Urteil – Vertragsstrafe für Spaßbieter bei eBay

Urteil - Vertragsstrafe für Spaßbieter bei eBay

Im allgemeinen gibt es bei dem Handel in dem Online-Auktionshaus eBay selten Probleme. Doch sogenannte Spaßbieter können Verkäufern und auch den potentiellen Käufern den Spaß verderben. Bevorzugt bei Auktionen mit einem hohen Warenwert bieten sie mit, um den Preis künstlich in die Höhe zu treiben. Sollten sie nach Abschluss der Auktion Höchstbietender sein, wollen sie von dem Kauf nichts gewusst haben. Zähneknirschend muss der Verkäufer den Artikel nochmals einstellen und bleibt eventuell auf den Gebühren sitzen. Die Vergangenheit hat nämlich gezeigt, dass Verkäufer in solchen Fällen vor Gericht wenig Aussicht auf Erfolg haben. Das Amtsgericht Bremen hat nun ein Urteil gefällt, das den Spaßbietern das Vergnügen an ihrem Tun nehmen könnte und sie mit Konsequenzen straft.

Ein eBay-Mitglied bot ein Auto zum Verkauf an. In der Auktion drohte er Spaßbietern mit einer Schadensersatzforderung in Höhe von 30 Prozent des Verkaufspreises. Ein Käufer erhielt für rund 6000,- € den Zuschlag. Er weigerte sich jedoch, die Ware zu bezahlen und abzunehmen. Nicht er selbst, sondern sein Bruder habe seinen eBay-Account für das Gebot verwendet. Der Verkäufer verlangte von dem Käufer die angedrohte Vertragsstrafe in Höhe von 30 Prozent des Kaufpreises, also etwa 1800,- €. Schließlich mussten sich die Richter mit dem Vorgang befassen.

Der Käufer müsse die Vertragsstrafe zahlen, urteilten die Bremer Richter. Der Kaufvertrag sei zustande gekommen, weil das Höchstgebot von dem Computer des Käufers abgegeben worden sei, erklärten sie. Weil der Käufer angegeben habe, sein Bruder habe mit seinem Account gehandelt und nicht, dass es ein Unbekannter Dritter gewesen sei, sei eine Fahrlässigkeit deutlich geworden und er hafte für den Handel, denn er habe seinem Bruder Zugang zu seinem Passwort verschafft habe. Aus diesem Grund sei die Vertragsstrafe wirksam. (Aktz.: 16 C 168/05)

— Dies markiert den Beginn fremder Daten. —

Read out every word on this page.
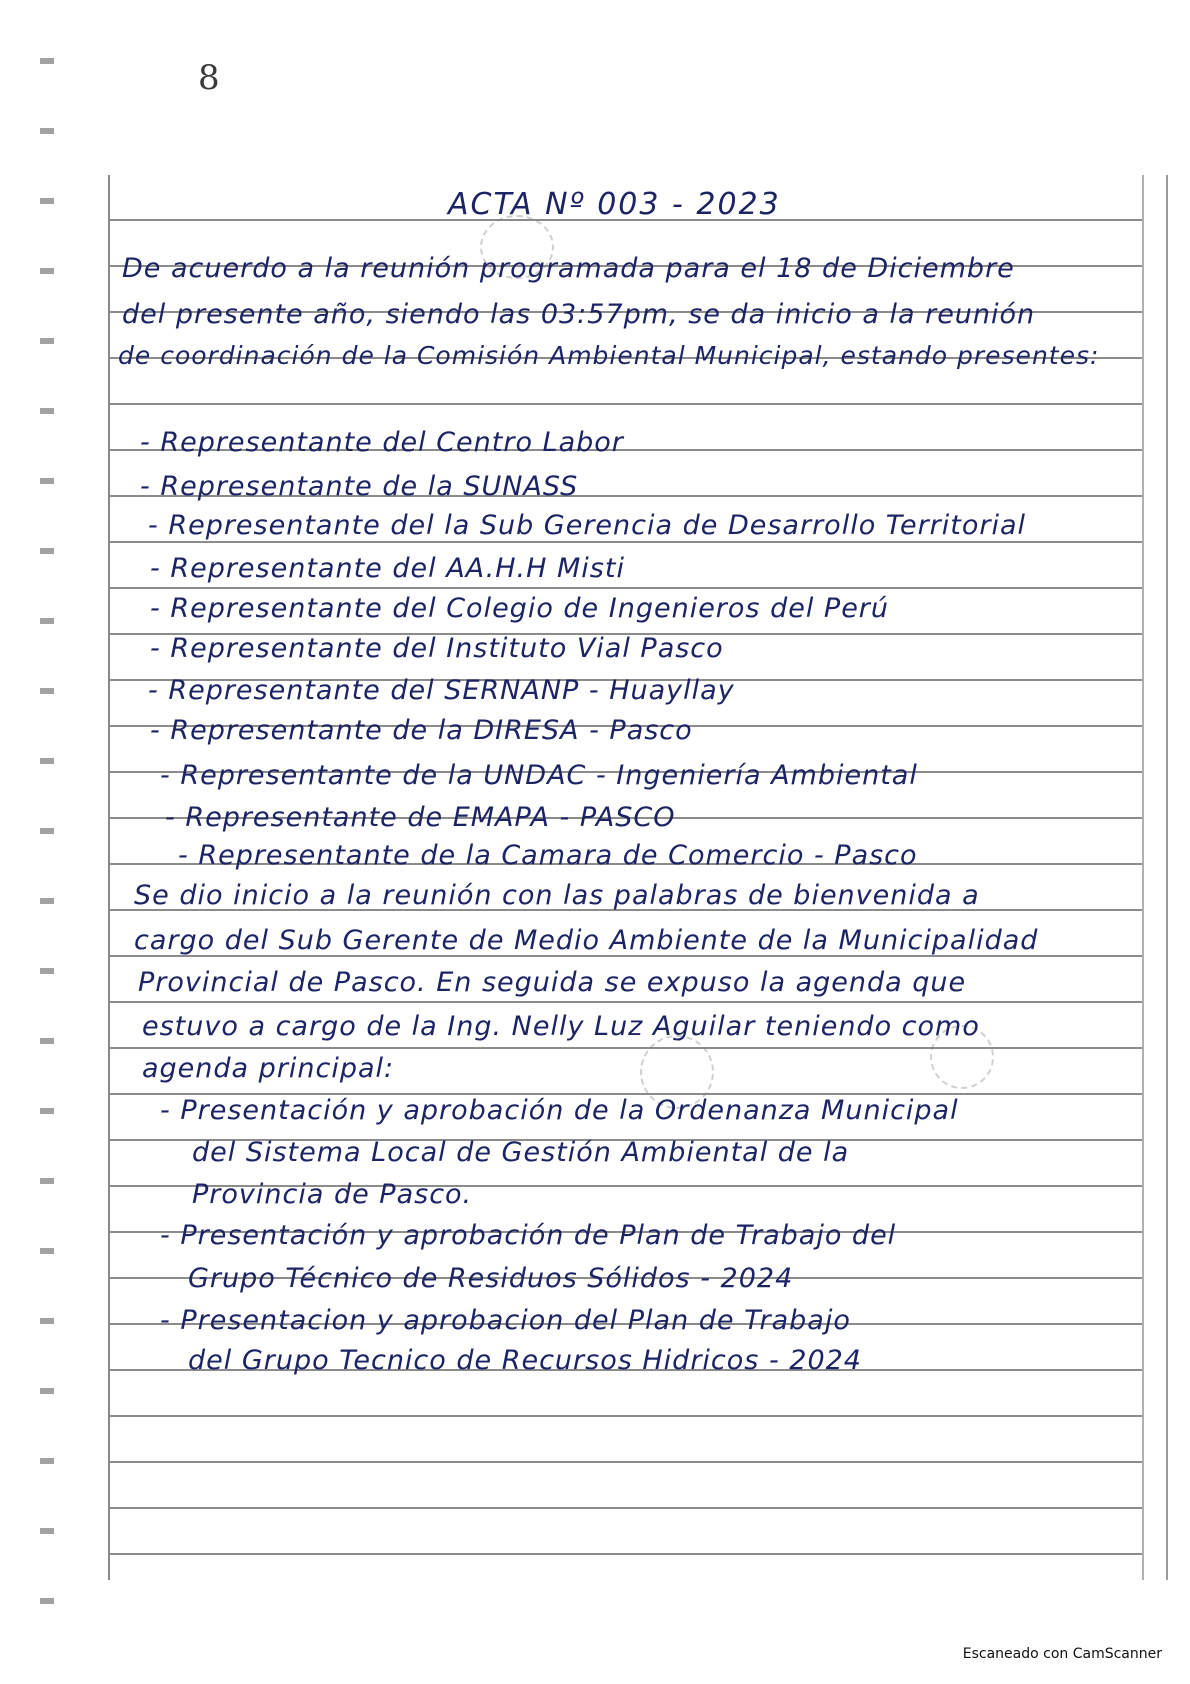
8
ACTA Nº 003 - 2023
De acuerdo a la reunión programada para el 18 de Diciembre
del presente año, siendo las 03:57pm, se da inicio a la reunión
de coordinación de la Comisión Ambiental Municipal, estando presentes:
- Representante del Centro Labor
- Representante de la SUNASS
- Representante del la Sub Gerencia de Desarrollo Territorial
- Representante del AA.H.H Misti
- Representante del Colegio de Ingenieros del Perú
- Representante del Instituto Vial Pasco
- Representante del SERNANP - Huayllay
- Representante de la DIRESA - Pasco
- Representante de la UNDAC - Ingeniería Ambiental
- Representante de EMAPA - PASCO
- Representante de la Camara de Comercio - Pasco
Se dio inicio a la reunión con las palabras de bienvenida a
cargo del Sub Gerente de Medio Ambiente de la Municipalidad
Provincial de Pasco. En seguida se expuso la agenda que
estuvo a cargo de la Ing. Nelly Luz Aguilar teniendo como
agenda principal:
- Presentación y aprobación de la Ordenanza Municipal
del Sistema Local de Gestión Ambiental de la
Provincia de Pasco.
- Presentación y aprobación de Plan de Trabajo del
Grupo Técnico de Residuos Sólidos - 2024
- Presentacion y aprobacion del Plan de Trabajo
del Grupo Tecnico de Recursos Hidricos - 2024
Escaneado con CamScanner
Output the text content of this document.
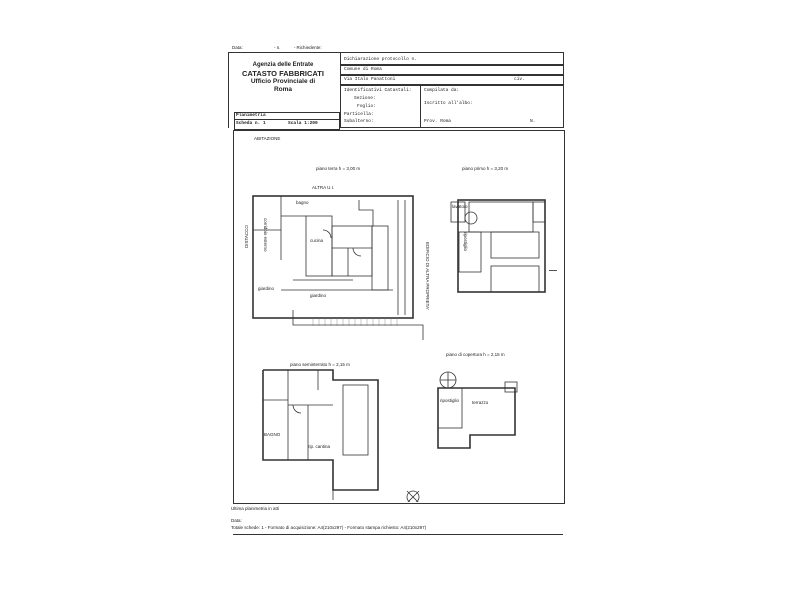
Data:	- n.	- Richiedente:
Agenzia delle Entrate
CATASTO FABBRICATI
Ufficio Provinciale di
Roma
Dichiarazione protocollo n.
Comune di Roma
Via Italo Panattoni	civ.
Identificativi Catastali:
Sezione:
Foglio:
Particella:
Subalterno:
Compilata da:
Iscritto all'albo:
Prov. Roma	N.
Planimetria
Scheda n. 1	Scala 1:200
ABITAZIONE
piano terra h = 3,00 m	piano primo h = 3,20 m
ALTRA U.I.
bagno
cucina
giardino
giardino
corridoio esterno
EDIFICIO DI ALTRA PROPRIETA'
DISTACCO	ripostiglio
lavatoio
piano seminterrato h = 2,15 m
piano di copertura h = 2,15 m
BAGNO
rip. cantina
terrazzo
ripostiglio
Ultima planimetria in atti
Data:
Totale schede: 1 - Formato di acquisizione: A4(210x297) - Formato stampa richiesto: A4(210x297)
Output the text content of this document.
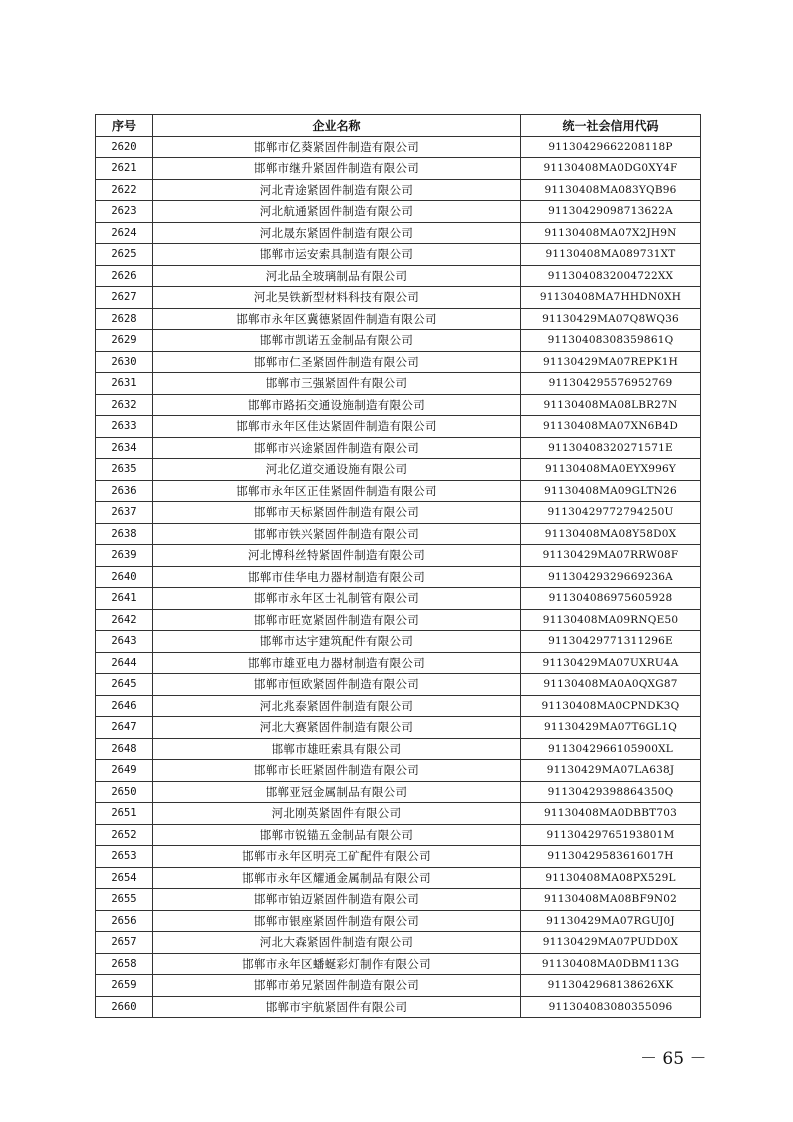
序号	企业名称	统一社会信用代码
2620	邯郸市亿葵紧固件制造有限公司	91130429662208118P
2621	邯郸市继升紧固件制造有限公司	91130408MA0DG0XY4F
2622	河北青途紧固件制造有限公司	91130408MA083YQB96
2623	河北航通紧固件制造有限公司	91130429098713622A
2624	河北晟东紧固件制造有限公司	91130408MA07X2JH9N
2625	邯郸市运安索具制造有限公司	91130408MA089731XT
2626	河北品全玻璃制品有限公司	9113040832004722XX
2627	河北昊铁新型材料科技有限公司	91130408MA7HHDN0XH
2628	邯郸市永年区冀德紧固件制造有限公司	91130429MA07Q8WQ36
2629	邯郸市凯诺五金制品有限公司	91130408308359861Q
2630	邯郸市仁圣紧固件制造有限公司	91130429MA07REPK1H
2631	邯郸市三强紧固件有限公司	911304295576952769
2632	邯郸市路拓交通设施制造有限公司	91130408MA08LBR27N
2633	邯郸市永年区佳达紧固件制造有限公司	91130408MA07XN6B4D
2634	邯郸市兴途紧固件制造有限公司	91130408320271571E
2635	河北亿道交通设施有限公司	91130408MA0EYX996Y
2636	邯郸市永年区正佳紧固件制造有限公司	91130408MA09GLTN26
2637	邯郸市天标紧固件制造有限公司	91130429772794250U
2638	邯郸市铁兴紧固件制造有限公司	91130408MA08Y58D0X
2639	河北博科丝特紧固件制造有限公司	91130429MA07RRW08F
2640	邯郸市佳华电力器材制造有限公司	91130429329669236A
2641	邯郸市永年区士礼制管有限公司	911304086975605928
2642	邯郸市旺宽紧固件制造有限公司	91130408MA09RNQE50
2643	邯郸市达宇建筑配件有限公司	91130429771311296E
2644	邯郸市雄亚电力器材制造有限公司	91130429MA07UXRU4A
2645	邯郸市恒欧紧固件制造有限公司	91130408MA0A0QXG87
2646	河北兆泰紧固件制造有限公司	91130408MA0CPNDK3Q
2647	河北大赛紧固件制造有限公司	91130429MA07T6GL1Q
2648	邯郸市雄旺索具有限公司	9113042966105900XL
2649	邯郸市长旺紧固件制造有限公司	91130429MA07LA638J
2650	邯郸亚冠金属制品有限公司	91130429398864350Q
2651	河北刚英紧固件有限公司	91130408MA0DBBT703
2652	邯郸市锐锚五金制品有限公司	91130429765193801M
2653	邯郸市永年区明亮工矿配件有限公司	91130429583616017H
2654	邯郸市永年区耀通金属制品有限公司	91130408MA08PX529L
2655	邯郸市铂迈紧固件制造有限公司	91130408MA08BF9N02
2656	邯郸市银座紧固件制造有限公司	91130429MA07RGUJ0J
2657	河北大森紧固件制造有限公司	91130429MA07PUDD0X
2658	邯郸市永年区蟠蜒彩灯制作有限公司	91130408MA0DBM113G
2659	邯郸市弟兄紧固件制造有限公司	9113042968138626XK
2660	邯郸市宇航紧固件有限公司	911304083080355096
－ 65 －
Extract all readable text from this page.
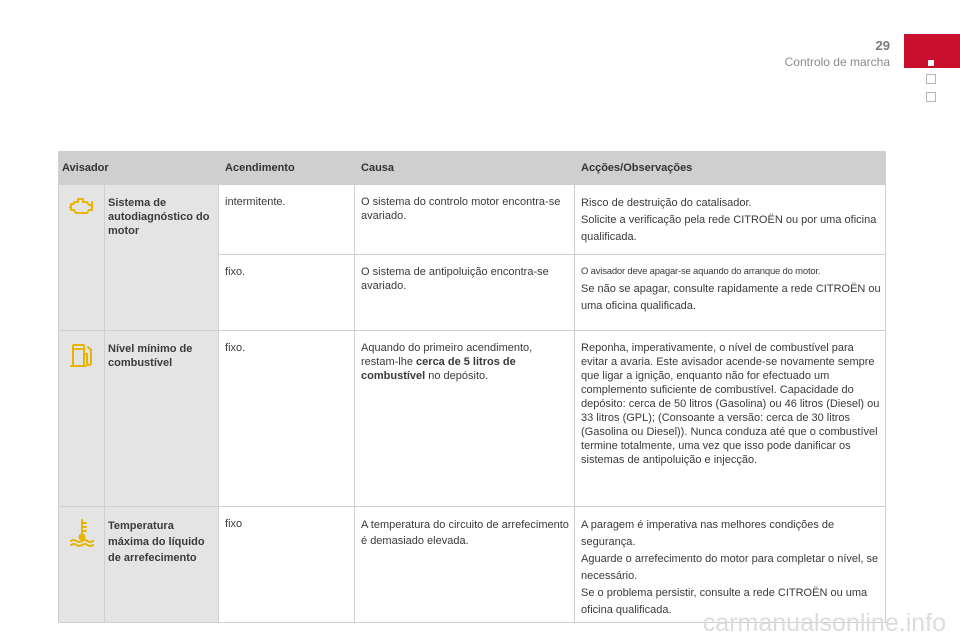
29
Controlo de marcha
Avisador		Acendimento	Causa	Acções/Observações

	Sistema de autodiagnóstico do motor	intermitente.	O sistema do controlo motor encontra-se avariado.	Risco de destruição do catalisador.

Solicite a verificação pela rede CITROËN ou por uma oficina qualificada.

		fixo.	O sistema de antipoluição encontra-se avariado.	O avisador deve apagar-se aquando do arranque do motor.

Se não se apagar, consulte rapidamente a rede CITROËN ou uma oficina qualificada.

	Nível mínimo de combustível	fixo.	Aquando do primeiro acendimento, restam-lhe cerca de 5 litros de combustível no depósito.	Reponha, imperativamente, o nível de combustível para evitar a avaria. Este avisador acende-se novamente sempre que ligar a ignição, enquanto não for efectuado um complemento suficiente de combustível. Capacidade do depósito: cerca de 50 litros (Gasolina) ou 46 litros (Diesel) ou 33 litros (GPL); (Consoante a versão: cerca de 30 litros (Gasolina ou Diesel)). Nunca conduza até que o combustível termine totalmente, uma vez que isso pode danificar os sistemas de antipoluição e injecção.

	Temperatura máxima do líquido de arrefecimento	fixo	A temperatura do circuito de arrefecimento é demasiado elevada.	A paragem é imperativa nas melhores condições de segurança.

Aguarde o arrefecimento do motor para completar o nível, se necessário.

Se o problema persistir, consulte a rede CITROËN ou uma oficina qualificada.	carmanualsonline.info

Eine Vertragsstrafe in Höhe von 30 Prozent gilt in einem solchen Fall als angemessen. Eine entsprechende Klausel sollte gut sichtbar innerhalb der Auktion und nicht in den Allgemeinen Geschäftsbedingungen platziert werden. Durch die bestätigte Wirksamkeit einer solchen Klausel haben eBay-Verkäufer nun eine Möglichkeit, Spaßbietern die Freude am aus Spaß bieten zu nehmen.